Sources of Liquidity

As of September 30, 2019, our primary sources of liquidity were our cash and cash equivalents totaling $130.7 million, $34.7 million in accounts receivables, net of allowances, and the unused portion of our revolving line of credit. The revolving line of credit provides for up to an additional $95.0 million in borrowing. After taking into account the borrowing base limit, the amount available to borrow under the revolving line of credit was $89.6 million as of September 30, 2019.

We are bound by customary affirmative and negative covenants in connection with the revolving line of credit, including financial covenants related to liquidity and EBITDA. In the event of a default, the lenders may declare all obligations immediately due and stop advancing money or extending credit under the line of credit. The line of credit is collateralized by substantially all of our tangible and intangible assets, including intellectual property and the equity of our subsidiaries.  The terms of our revolving line of credit are described in our Annual Report on Form 10-K for the year ended December 31, 2018. As of September 30, 2019, there were no amounts outstanding or due under the revolving line of credit.

In December 2018, we issued $240 million aggregate principal amount of 1.25% convertible senior notes (the “Notes”) due December 15, 2023, unless earlier purchased by us or converted by the holder pursuant to their terms. Interest is payable semiannually in arrears on June 15 and December 15 of each year. Upon conversion, we will pay or deliver, as the case may be, cash, shares of our common stock or a combination, at our election. The Notes have an initial conversion rate of 18.8076 shares of common stock per $1,000 principal amount. This represents an initial effective conversion price of approximately $53.17 per share of common stock, with an aggregate of 4,513,824 shares issuable upon conversion.  In connection with the issuance of the Notes, we entered into capped call transactions with certain counterparties affiliated with the initial purchasers and others. The capped call transactions are expected to reduce potential dilution of earnings per share upon conversion of the Notes. Under the capped call transactions, we purchased capped call options that in the aggregate relate to the total number of shares of our common stock underlying the Notes, with an initial strike price of approximately $53.17 per share, which corresponds to the initial conversion price of the Notes and is subject to anti-dilution adjustments substantially similar to those applicable to the conversion rate of the Notes, and have a cap price of approximately $89.98. The terms of the Notes are described in Note 6 of our unaudited consolidated financial statements included elsewhere in this Quarterly Report on Form 10-Q.

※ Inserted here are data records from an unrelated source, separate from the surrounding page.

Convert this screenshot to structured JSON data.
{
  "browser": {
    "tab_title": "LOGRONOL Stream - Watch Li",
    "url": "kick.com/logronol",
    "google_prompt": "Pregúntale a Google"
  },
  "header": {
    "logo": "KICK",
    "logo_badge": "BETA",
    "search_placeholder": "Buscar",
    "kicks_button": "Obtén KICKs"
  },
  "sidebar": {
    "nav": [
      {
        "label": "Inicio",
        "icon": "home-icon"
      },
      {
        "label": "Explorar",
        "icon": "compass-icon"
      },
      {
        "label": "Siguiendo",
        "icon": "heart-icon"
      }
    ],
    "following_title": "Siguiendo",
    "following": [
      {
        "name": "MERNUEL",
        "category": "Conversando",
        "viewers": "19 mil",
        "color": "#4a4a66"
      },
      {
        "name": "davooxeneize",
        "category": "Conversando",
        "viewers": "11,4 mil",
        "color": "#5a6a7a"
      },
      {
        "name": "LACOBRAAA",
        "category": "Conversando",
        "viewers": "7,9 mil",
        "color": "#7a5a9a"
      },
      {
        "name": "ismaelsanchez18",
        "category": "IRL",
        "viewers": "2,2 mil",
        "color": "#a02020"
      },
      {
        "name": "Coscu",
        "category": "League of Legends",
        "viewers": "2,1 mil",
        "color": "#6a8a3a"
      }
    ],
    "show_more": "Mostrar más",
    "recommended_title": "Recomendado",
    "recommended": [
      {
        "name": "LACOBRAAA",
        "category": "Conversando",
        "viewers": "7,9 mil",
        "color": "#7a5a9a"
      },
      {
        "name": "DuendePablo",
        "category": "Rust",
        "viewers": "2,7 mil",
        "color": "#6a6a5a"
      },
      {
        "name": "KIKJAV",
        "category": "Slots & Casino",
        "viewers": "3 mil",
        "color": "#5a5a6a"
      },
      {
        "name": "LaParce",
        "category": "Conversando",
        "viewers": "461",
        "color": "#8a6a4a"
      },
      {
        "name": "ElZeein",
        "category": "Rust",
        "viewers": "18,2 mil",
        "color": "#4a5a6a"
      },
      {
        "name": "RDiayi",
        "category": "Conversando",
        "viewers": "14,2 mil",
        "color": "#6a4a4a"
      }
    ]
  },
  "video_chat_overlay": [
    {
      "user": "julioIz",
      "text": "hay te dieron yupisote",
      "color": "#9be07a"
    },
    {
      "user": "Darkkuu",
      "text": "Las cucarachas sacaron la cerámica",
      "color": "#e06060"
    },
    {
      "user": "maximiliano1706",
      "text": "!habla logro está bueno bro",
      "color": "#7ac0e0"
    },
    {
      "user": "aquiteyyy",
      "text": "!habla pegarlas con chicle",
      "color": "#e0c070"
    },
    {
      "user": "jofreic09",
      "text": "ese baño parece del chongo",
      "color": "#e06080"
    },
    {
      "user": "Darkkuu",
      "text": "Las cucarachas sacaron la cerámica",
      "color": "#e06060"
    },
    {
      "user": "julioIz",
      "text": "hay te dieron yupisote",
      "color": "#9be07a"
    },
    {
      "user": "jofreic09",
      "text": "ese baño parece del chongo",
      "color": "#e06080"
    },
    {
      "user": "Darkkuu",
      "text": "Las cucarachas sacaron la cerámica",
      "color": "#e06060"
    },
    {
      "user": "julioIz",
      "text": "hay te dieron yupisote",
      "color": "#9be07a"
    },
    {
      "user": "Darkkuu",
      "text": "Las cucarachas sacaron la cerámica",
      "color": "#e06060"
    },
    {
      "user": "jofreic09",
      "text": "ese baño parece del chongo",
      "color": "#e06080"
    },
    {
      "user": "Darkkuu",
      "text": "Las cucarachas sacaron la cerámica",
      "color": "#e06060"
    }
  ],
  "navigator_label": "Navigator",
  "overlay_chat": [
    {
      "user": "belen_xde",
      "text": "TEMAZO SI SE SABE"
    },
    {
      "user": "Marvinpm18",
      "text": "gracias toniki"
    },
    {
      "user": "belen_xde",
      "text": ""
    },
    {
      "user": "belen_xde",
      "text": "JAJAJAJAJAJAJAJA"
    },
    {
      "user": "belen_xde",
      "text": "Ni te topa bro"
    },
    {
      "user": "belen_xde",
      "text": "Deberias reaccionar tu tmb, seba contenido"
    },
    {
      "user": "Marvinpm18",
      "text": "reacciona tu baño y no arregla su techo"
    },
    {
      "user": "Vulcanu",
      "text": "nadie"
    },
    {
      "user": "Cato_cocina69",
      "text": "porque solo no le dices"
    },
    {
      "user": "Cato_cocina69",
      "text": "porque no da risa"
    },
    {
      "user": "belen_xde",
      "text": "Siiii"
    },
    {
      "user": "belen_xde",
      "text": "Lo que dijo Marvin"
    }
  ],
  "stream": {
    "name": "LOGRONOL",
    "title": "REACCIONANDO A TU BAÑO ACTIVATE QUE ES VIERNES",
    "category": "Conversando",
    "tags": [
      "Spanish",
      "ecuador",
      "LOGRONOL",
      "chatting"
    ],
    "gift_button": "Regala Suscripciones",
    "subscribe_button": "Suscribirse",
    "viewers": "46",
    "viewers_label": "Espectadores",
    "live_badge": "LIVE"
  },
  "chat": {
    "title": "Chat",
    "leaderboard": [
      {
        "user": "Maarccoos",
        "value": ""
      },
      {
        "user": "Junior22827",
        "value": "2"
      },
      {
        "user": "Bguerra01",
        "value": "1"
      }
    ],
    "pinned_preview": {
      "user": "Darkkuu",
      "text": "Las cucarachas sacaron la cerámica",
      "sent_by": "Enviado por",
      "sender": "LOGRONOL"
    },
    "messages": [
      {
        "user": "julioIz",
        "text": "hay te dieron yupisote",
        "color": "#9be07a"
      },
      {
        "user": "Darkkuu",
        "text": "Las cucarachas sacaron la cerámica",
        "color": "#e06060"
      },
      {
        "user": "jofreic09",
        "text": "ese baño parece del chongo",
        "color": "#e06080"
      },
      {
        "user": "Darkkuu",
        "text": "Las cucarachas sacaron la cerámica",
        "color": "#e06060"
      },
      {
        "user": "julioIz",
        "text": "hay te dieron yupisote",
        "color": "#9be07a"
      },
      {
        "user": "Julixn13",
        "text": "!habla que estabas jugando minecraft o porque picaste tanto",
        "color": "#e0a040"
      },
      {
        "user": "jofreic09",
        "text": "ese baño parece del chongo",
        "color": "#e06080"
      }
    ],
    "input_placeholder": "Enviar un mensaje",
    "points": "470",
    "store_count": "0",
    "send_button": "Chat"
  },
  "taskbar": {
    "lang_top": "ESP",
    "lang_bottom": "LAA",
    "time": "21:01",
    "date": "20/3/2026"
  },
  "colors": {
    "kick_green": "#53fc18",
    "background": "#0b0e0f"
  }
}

Our cash flows from operations has improved in recent years and turned positive for the year ended December 31, 2018.  However, cash flows from operations on a quarterly basis may fluctuate between positive and negative due to the timing of payments and collections of cash, as we experienced in the nine months ended September 30, 2019, when cash flows from operations used cash.

29


 

Based on our current level of operations and anticipated growth, we believe our future cash flows from operating activities and existing cash balances will be sufficient to meet our cash requirements for at least the next 12 months.

Going forward, we may access capital markets to raise additional equity or debt financing for various business reasons, including required debt payments and acquisitions. The timing, term, size, and pricing of any such financing will depend on investor interest and market conditions, and there can be no assurance that we will be able to obtain any such financing on favorable terms or at all.

Commitments

In March 2019, we terminated our cancellable lease agreement to build additional office space on our headquarters campus. 

During the nine-month period ending September 30, 2019, we entered into leasing arrangements with 3-year terms for computers and data processing equipment which resulted in the addition of $4.0 million of lease obligations.

In conjunction with the acquisition of certain assets and liabilities of Connecture, Inc. in the first quarter of 2019, we acquired an operating lease for office space with a term of 8.5 years which resulted in the addition of $1.1 million of lease obligations.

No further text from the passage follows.